Nos agriculteurs continuent à payer beaucoup trop cher de nombreux « intrants » (engrais, machines, semences, etc.) en raison de la protection offerte par les brevets et des structures d’importation cartellisées et surannées. Ce qui n’empêchait pas récemment le vice-président d’économiesuisse de se tortiller comme un vers sur les ondes de la Radio suisse romande en nous expliquant qu’il ne fallait surtout pas lever trop vite l’interdiction des importations parallèles, car les conséquences pourraient être nuisibles. Il n’a évidemment pas précisé pour qui l’abolition les monopoles d’importation serait nuisible : pour les détenteurs des brevets et les importateurs, mais sûrement pas pour les paysans.
Pour la Suisse, ce volet est l’un des principaux avantages d’un accord de libre-échange agro-alimentaire avec l’UE, en comparaison avec la situation de simple membre de l’OMC. Si nos agriculteurs doivent produire à des prix européens, voir même mondiaux, mais en continuant à payer trop cher leurs achats préalables, on les met dans une situation impossible. Comme simple membre de l’OMC, c’est ce qui risque d’arriver. En plus, une bonne partie des barrières d’accès au marché européen – notre marché naturel – sont d’ordre «non tarifaire», en particulier en raisons de normes techniques divergentes et non reconnues. En bref, il s’agit d’offrir à notre secteur agricole des perspectives réelles autres que de servir de monnaie d’échange sacrificielle dans les négociations de l’OMC.
Si l’on compare avec l’Autriche, qui participe pleinement à la politique agricole commune depuis 1995, on voit que la stratégie d’une pleine intégration du secteur agricole est pertinente : Entre 1990/92 et 2003, le nombre d’exploitations agricoles a baissé de 32%, ce qui est comparable avec le chiffre de 29% subi en Suisse. La taille moyenne des exploitations a augmenté dans une mesure comparable. Mais le plus intéressant, c’est que le revenu moyen par force de travail dans l’agriculture a augmenté de 30% en Autriche, contre seulement 16% en Suisse. Cela s’explique par le recentrage de l’agriculture autrichienne vers des produits à plus grande valeur ajoutée, qui sont exportés dans toute l’Union.
Un accord de libre-échange agro-alimentaire étendu aux intrants et à la chaîne de production après la ferme offre aussi des perspectives intéressantes pour les consommateurs, qui bénéficieraient de prix européens. Cela réduirait drastiquement le tourisme des achats.
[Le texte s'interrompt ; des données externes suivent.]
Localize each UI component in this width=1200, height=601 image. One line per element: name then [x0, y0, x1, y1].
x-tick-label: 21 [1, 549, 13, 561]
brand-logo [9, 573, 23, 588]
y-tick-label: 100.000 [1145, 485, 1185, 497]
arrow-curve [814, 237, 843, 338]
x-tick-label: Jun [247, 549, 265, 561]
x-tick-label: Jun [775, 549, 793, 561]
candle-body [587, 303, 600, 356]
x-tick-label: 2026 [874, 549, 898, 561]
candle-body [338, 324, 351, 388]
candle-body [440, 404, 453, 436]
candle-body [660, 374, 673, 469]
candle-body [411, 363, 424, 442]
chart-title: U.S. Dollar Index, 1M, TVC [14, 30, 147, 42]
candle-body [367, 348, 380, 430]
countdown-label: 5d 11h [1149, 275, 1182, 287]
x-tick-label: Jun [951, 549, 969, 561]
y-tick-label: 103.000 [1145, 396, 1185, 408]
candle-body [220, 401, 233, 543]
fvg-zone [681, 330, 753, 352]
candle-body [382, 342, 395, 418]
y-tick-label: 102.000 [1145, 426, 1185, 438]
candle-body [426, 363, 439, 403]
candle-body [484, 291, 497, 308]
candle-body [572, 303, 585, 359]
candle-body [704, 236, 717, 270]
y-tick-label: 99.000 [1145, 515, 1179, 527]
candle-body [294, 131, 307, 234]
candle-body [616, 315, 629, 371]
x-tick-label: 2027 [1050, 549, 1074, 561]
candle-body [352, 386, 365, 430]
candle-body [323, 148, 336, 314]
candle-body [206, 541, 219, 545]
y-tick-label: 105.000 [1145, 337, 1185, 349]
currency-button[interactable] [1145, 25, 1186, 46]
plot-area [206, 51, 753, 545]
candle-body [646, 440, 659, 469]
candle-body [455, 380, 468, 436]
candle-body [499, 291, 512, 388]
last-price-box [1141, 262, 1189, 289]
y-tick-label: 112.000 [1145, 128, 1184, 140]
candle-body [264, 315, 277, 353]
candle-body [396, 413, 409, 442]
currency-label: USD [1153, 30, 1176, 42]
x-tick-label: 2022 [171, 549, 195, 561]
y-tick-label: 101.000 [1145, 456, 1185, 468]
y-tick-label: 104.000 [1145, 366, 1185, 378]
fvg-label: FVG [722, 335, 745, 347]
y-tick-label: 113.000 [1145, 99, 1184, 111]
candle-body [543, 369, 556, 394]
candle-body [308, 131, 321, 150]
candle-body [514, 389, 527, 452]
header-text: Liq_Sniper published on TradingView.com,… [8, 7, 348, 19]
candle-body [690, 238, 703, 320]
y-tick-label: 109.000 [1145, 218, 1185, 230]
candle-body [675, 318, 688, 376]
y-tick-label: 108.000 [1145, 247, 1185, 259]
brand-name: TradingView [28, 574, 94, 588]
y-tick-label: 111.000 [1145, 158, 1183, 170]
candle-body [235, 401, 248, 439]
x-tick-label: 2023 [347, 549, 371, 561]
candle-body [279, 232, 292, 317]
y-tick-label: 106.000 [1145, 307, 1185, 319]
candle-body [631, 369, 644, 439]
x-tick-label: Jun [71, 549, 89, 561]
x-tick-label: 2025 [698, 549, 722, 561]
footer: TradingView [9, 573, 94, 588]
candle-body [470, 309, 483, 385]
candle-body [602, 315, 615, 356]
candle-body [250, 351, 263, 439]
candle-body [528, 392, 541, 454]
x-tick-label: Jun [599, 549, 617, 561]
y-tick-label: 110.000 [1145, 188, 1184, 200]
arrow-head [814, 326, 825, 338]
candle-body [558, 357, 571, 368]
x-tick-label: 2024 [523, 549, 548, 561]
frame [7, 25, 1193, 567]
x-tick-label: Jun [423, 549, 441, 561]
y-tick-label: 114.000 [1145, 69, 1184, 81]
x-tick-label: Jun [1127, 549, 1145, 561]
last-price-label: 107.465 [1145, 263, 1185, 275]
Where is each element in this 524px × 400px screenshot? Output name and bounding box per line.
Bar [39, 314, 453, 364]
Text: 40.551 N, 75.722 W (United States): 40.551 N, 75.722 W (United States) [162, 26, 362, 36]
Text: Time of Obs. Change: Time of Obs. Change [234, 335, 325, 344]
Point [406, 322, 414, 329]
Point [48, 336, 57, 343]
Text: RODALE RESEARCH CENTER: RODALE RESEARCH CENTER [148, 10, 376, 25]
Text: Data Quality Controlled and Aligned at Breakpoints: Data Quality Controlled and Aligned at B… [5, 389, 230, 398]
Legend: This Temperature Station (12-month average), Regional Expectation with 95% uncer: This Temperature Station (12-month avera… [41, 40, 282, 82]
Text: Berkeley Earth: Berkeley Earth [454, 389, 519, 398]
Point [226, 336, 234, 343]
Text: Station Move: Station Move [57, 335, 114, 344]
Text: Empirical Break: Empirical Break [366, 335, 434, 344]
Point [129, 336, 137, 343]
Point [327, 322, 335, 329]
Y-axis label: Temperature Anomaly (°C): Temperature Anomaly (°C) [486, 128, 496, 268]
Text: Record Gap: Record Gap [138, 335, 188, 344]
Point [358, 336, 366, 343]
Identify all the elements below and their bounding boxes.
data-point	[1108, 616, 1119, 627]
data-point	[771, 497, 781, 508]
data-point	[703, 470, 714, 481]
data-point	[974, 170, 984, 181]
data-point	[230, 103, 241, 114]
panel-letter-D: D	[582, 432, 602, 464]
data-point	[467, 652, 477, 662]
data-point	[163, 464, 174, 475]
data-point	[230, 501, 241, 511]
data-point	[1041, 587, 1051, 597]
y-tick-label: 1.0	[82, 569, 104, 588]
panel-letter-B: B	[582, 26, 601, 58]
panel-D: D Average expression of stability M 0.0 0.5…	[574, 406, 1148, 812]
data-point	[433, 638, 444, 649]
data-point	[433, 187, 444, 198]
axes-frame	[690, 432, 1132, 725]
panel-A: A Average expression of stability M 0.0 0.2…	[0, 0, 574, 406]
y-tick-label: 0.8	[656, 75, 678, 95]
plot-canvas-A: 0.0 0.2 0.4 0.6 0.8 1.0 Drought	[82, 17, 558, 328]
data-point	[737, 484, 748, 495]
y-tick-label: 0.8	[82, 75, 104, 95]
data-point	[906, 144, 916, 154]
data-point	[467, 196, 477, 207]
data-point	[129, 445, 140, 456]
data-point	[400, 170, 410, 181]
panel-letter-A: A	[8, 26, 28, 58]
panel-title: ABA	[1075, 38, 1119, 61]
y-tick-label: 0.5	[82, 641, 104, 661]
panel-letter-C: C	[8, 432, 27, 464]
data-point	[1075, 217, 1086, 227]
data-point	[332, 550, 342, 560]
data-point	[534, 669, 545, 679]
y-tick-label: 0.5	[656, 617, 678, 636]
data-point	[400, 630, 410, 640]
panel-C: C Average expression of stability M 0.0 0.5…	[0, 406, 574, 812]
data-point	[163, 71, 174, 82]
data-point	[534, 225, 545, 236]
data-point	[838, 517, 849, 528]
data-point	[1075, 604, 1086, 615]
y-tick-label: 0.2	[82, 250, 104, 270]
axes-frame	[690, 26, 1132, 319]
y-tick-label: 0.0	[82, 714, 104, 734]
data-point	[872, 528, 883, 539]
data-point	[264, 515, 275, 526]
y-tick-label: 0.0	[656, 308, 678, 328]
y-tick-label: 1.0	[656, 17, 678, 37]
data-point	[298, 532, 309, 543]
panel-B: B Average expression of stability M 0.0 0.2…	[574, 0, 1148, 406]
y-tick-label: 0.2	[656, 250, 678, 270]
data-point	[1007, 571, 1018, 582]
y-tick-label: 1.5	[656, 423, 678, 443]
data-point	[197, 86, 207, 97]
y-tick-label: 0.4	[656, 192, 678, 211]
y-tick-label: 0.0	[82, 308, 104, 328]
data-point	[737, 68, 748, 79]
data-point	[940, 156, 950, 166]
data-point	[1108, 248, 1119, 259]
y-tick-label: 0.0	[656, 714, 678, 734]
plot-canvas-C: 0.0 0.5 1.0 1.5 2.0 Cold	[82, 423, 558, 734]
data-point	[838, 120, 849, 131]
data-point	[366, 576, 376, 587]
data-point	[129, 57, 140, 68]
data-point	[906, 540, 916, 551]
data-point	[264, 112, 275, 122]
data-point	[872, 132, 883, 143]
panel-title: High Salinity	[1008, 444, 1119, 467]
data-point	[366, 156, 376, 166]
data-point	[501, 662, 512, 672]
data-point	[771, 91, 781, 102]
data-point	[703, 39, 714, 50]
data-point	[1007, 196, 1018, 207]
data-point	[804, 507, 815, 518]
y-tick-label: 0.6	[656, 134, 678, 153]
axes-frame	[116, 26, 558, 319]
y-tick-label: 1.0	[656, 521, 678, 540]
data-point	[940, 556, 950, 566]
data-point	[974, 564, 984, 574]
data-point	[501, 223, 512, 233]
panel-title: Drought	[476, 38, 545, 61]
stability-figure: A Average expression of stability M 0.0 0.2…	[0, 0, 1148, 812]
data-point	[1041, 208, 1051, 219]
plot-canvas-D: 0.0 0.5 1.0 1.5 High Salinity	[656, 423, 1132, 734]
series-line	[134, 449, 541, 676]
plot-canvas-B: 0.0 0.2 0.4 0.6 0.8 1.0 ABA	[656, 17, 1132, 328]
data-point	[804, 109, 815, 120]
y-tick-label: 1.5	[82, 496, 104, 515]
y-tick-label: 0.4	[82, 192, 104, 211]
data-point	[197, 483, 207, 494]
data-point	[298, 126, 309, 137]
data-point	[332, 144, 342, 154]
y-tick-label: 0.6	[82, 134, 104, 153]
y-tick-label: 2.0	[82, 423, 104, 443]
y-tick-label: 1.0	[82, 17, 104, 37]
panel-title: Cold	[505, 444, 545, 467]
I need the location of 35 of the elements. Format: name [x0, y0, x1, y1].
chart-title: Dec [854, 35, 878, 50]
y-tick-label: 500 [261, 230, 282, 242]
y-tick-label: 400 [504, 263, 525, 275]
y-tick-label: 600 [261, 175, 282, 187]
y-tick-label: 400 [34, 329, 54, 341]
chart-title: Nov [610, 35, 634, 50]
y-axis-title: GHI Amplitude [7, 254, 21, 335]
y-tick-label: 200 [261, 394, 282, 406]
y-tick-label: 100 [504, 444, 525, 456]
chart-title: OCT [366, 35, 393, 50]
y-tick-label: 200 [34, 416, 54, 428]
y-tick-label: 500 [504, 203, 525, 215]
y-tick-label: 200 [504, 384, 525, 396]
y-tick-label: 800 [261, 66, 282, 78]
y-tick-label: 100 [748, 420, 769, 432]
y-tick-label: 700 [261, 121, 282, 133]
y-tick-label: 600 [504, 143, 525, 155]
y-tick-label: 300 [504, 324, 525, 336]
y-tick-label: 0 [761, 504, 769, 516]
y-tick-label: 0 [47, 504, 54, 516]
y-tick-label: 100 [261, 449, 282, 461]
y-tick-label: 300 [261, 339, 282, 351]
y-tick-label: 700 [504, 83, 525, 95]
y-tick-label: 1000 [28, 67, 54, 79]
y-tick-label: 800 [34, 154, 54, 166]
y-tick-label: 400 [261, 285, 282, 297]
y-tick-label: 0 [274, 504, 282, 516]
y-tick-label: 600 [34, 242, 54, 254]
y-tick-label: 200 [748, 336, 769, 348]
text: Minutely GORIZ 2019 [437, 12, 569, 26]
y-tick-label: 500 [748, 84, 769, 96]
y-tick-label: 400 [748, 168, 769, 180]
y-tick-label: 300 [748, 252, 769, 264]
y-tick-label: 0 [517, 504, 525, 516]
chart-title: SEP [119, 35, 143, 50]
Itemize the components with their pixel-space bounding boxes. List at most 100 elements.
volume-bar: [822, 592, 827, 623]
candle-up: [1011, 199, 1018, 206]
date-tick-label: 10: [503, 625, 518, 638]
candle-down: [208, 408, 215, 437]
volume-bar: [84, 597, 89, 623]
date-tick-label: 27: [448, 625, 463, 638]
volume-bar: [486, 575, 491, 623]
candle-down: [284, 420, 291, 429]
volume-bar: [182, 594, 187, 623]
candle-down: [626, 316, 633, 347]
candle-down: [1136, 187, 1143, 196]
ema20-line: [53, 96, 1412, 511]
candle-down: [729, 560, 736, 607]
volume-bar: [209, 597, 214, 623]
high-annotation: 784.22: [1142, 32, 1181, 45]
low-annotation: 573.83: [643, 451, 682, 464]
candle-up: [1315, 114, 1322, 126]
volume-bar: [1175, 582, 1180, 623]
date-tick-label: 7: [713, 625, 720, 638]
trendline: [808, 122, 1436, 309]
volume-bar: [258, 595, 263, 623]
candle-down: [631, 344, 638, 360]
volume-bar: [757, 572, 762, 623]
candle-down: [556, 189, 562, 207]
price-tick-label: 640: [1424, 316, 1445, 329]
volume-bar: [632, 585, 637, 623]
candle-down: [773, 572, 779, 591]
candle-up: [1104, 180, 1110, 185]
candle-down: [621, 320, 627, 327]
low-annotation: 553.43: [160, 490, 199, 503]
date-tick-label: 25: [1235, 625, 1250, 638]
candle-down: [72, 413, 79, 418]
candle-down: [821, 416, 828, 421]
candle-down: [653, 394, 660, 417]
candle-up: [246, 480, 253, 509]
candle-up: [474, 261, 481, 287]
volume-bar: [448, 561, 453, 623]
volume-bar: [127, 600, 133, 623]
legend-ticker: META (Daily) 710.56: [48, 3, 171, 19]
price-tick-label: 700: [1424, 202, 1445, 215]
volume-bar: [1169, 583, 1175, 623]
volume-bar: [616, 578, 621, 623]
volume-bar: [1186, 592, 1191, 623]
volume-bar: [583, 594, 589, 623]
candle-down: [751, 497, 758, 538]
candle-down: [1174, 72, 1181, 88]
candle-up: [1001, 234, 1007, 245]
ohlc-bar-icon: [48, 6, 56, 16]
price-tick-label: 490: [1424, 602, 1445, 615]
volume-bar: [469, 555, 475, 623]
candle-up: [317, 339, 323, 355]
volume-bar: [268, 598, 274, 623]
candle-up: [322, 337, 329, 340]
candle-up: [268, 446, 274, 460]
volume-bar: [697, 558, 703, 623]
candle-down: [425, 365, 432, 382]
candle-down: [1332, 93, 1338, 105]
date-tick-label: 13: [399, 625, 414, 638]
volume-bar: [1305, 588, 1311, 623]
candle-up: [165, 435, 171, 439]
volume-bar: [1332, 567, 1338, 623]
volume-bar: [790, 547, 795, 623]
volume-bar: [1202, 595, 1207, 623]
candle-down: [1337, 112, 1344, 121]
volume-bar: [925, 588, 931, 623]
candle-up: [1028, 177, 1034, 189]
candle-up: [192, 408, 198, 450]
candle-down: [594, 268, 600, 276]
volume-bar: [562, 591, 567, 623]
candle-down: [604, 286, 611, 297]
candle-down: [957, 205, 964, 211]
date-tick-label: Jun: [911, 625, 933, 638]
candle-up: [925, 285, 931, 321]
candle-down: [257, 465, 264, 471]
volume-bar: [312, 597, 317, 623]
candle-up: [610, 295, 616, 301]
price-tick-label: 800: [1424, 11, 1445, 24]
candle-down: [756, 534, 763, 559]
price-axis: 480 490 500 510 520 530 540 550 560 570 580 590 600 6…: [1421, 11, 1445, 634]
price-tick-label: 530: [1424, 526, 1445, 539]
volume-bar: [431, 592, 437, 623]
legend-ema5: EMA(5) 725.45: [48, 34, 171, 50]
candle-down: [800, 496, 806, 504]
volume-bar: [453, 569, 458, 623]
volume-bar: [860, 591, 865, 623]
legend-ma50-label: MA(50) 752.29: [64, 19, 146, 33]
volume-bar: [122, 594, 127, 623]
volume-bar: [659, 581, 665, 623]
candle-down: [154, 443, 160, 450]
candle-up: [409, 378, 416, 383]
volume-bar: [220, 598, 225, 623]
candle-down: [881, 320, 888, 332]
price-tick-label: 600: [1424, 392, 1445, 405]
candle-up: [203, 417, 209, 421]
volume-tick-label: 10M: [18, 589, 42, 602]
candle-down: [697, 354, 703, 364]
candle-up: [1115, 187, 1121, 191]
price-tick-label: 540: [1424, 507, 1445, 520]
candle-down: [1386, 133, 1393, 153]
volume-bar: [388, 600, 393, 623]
Ce point est aussi très important : la pire des situations serait un effet des baisses des prix à la production dues à l’OMC, mais sans que ces baisses ne soient répercutées sur les consommatrices et les consommateurs, et cela pour la simple raison que la chaîne allant de la ferme à l’étal en profiterait pour accroître encore ses marges.
Pour toutes ces raisons, le PS pense qu’il est pertinent de poursuivre le projet d’un tel accord de libre échange ambitieux avec l’Union dans le domaine agro-alimentaire. Politiquement, l’avantage est double : d’une part, on se rapproche de la position de l’UE dans les négociations internationales (OMC). D’autre part, on poursuit la levée progressive des obstacles à l’adhésion de la Suisse.
Ce qui m’amène directement à la série d’interventions parlementaires que vient de déposer le groupe PS et que vous trouvez dans la documentation. Ces interventions s’inscrivent justement dans la poursuite de la levée progressive des obstacles à l’adhésion. En particulier, nous souhaitons que les secteurs des services financiers et du conseil d’entreprises s’ouvrent et s’adaptent aux standards européens : surveillance des intermédiaires, protection des consommateurs, lutte contre le blanchiment, bonne gouvernance. Nous souhaitons aussi nous rapprocher de très près des dispositifs de protection des travailleurs.
Ces propositions, combinées avec l’accord de libre-échange, consolident notre situation de membre à 80% de l’UE. Il n’y a pas si longtemps, la libre circulation des personnes, Schengen et l’agriculture étaient présentés comme des obstacles insurmontables à l’adhésion. Nous les avons surmontés. Le rapport du Conseil fédéral, bien que peu visionnaire, amène une clarification sur trois pseudo-problèmes : neutralité, démocratie semi directe, et fédéralisme, dont on voit qu’ils sont compatibles avec l’appartenance à l’UE.
Mais un point central demeure non résolu malgré ces différents rapprochements avec l’UE, et ce point m’est insupportable en tant que démocrate : la Suisse applique des décisions et un cadre de plus en plus contraignant sur lesquels elle n’a rien à dire. Deux de nos interventions visent à diminuer les inconvénients de cette situation et à chercher des voies à long terme, dans le cadre de l’adhésion.